Avevamo delle forbici, poi una matita. Ora abbiamo un word processor con la funzione "trova e sostituisci"».
Come avete costruito il prime editing?
«Con due ingredienti fondamentali, una proteina ingegnerizzata e un Rna ingegnerizzato. Insieme orchestrano una serie di operazioni: individuano il punto del Dna dove intervenire, scrivono la nuova sequenza di Dna e lo inseriscono nel punto desiderato. Una novità è aver utilizzato la trascrittasi inversa, un enzima scoperto nei retrovirus e capace di sintetizzare una molecola di Dna a partire da una di Rna. Nel prime editing scriviamo in un Rna la sequenza di lettere che vogliamo inserire nel genoma, lo portiamo a destinazione e poi la trascrittasi inversa lo trasforma in un frammento di nuovo Dna».

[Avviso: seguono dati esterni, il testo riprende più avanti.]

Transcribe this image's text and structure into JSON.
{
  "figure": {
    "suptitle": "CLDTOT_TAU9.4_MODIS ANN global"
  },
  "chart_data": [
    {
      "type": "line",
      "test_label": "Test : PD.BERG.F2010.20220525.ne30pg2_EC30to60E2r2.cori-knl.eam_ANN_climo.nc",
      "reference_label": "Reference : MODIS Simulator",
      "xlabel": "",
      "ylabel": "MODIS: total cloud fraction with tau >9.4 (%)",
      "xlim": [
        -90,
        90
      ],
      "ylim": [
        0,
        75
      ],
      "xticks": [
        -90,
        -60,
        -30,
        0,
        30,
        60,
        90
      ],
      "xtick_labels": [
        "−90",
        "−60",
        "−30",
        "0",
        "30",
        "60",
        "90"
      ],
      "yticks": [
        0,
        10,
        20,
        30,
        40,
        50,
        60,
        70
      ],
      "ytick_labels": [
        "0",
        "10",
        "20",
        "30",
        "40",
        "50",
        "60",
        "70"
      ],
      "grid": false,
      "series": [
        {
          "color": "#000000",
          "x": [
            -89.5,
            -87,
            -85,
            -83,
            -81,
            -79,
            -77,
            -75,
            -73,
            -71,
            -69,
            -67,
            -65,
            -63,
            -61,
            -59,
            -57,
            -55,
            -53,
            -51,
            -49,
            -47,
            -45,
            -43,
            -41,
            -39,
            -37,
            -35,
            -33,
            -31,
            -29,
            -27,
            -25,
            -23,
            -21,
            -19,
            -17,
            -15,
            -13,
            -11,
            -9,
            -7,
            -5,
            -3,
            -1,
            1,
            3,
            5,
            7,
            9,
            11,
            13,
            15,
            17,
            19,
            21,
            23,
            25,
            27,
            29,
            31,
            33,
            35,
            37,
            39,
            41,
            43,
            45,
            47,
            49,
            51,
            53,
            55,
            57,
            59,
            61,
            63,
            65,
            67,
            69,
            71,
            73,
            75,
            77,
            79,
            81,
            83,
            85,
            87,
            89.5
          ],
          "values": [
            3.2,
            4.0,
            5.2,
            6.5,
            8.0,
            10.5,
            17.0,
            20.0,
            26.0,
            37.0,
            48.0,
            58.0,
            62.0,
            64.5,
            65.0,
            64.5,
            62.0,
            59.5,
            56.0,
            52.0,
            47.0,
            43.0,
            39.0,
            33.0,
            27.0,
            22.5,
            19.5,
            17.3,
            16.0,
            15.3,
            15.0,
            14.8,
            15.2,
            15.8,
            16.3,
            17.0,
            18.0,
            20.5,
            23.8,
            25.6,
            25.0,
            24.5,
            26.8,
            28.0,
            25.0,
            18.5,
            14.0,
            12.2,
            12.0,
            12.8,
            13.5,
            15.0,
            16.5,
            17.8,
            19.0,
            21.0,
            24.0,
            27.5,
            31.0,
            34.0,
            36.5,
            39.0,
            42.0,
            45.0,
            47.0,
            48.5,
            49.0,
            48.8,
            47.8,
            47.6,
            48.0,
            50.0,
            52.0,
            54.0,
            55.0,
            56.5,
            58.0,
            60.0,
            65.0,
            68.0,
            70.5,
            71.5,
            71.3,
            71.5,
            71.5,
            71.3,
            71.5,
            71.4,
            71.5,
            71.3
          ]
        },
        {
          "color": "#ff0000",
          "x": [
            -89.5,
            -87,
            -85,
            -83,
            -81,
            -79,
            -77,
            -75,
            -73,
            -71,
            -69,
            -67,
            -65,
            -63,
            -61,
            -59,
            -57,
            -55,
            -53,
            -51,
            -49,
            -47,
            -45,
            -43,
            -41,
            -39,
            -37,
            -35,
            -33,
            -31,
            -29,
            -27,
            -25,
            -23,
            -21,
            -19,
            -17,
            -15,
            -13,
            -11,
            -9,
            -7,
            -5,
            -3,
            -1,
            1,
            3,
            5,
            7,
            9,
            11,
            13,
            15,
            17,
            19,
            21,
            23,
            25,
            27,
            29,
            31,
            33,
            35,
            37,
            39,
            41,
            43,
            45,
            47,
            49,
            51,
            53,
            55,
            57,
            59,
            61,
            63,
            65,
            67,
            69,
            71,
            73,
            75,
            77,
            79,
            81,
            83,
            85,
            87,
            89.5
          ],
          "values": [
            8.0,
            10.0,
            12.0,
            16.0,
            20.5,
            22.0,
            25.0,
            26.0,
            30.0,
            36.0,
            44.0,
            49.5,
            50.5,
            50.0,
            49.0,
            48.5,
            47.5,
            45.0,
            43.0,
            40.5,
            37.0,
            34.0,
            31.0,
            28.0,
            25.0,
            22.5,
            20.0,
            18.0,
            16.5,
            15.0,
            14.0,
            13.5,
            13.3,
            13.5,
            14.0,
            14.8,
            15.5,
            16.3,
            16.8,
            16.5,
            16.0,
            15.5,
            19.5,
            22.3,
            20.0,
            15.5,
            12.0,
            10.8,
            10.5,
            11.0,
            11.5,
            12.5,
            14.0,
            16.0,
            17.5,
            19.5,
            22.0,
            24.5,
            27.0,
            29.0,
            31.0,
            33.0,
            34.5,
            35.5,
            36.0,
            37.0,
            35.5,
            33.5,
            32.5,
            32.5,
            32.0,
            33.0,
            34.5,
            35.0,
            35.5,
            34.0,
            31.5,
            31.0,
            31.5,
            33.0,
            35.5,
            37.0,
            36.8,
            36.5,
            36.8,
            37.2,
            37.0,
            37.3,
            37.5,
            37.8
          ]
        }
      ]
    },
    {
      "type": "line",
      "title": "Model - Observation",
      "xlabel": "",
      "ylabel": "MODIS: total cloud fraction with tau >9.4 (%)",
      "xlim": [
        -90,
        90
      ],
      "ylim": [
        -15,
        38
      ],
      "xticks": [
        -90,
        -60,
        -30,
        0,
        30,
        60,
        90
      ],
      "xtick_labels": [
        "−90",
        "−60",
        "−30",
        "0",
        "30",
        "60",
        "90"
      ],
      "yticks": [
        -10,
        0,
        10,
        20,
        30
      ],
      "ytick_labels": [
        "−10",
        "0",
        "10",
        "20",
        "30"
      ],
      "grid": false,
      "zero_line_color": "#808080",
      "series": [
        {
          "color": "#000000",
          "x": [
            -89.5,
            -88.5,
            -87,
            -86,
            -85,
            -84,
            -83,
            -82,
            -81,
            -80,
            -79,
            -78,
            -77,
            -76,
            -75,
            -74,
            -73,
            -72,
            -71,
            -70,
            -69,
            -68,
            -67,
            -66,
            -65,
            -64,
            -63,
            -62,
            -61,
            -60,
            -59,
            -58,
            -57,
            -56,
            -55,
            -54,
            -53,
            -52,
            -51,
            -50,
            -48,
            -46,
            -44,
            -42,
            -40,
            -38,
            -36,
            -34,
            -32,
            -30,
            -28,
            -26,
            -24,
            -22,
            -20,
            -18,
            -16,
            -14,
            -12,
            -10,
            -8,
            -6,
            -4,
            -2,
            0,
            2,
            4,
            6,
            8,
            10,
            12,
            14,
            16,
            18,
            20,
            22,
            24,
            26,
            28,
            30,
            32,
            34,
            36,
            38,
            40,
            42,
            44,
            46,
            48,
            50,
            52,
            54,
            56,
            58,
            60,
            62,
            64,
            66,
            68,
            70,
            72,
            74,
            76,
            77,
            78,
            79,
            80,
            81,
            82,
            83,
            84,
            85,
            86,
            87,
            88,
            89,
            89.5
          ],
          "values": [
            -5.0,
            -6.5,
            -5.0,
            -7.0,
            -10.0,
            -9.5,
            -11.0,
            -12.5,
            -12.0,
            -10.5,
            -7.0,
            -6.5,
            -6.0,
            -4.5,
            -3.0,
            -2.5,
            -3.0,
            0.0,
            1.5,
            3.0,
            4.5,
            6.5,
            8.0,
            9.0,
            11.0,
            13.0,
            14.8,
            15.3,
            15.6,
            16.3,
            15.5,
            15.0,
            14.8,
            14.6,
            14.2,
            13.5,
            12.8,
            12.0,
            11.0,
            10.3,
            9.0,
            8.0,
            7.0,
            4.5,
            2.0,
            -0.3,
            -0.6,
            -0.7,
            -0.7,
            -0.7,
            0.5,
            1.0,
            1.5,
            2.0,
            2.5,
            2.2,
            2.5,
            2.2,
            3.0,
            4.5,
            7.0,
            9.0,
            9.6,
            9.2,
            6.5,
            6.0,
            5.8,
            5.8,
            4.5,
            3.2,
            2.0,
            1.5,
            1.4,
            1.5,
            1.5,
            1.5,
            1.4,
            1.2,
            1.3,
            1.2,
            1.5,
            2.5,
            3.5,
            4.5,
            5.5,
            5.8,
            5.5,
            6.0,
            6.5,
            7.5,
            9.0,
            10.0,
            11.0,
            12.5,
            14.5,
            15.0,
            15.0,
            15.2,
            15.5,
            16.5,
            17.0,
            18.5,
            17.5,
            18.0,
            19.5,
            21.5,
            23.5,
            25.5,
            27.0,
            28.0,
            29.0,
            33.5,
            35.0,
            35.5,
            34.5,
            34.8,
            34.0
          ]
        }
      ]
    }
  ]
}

Come cambierà la genetica?
«Riuscire a fare ogni tipo di modifica in ogni punto del Dna può rivoluzionare l’agricoltura e la medicina. Ma ci vuole ancora molto lavoro: si dovranno esplorare tutti i possibili effetti del prime editing, comprendere se è compatibile con tutte le linee cellulari e non solo con quelle su cui lo abbiamo sperimentato. Tuttavia rappresenta un punto di svolta e presto la terapia genica per alcune malattie potrebbe diventare una routine».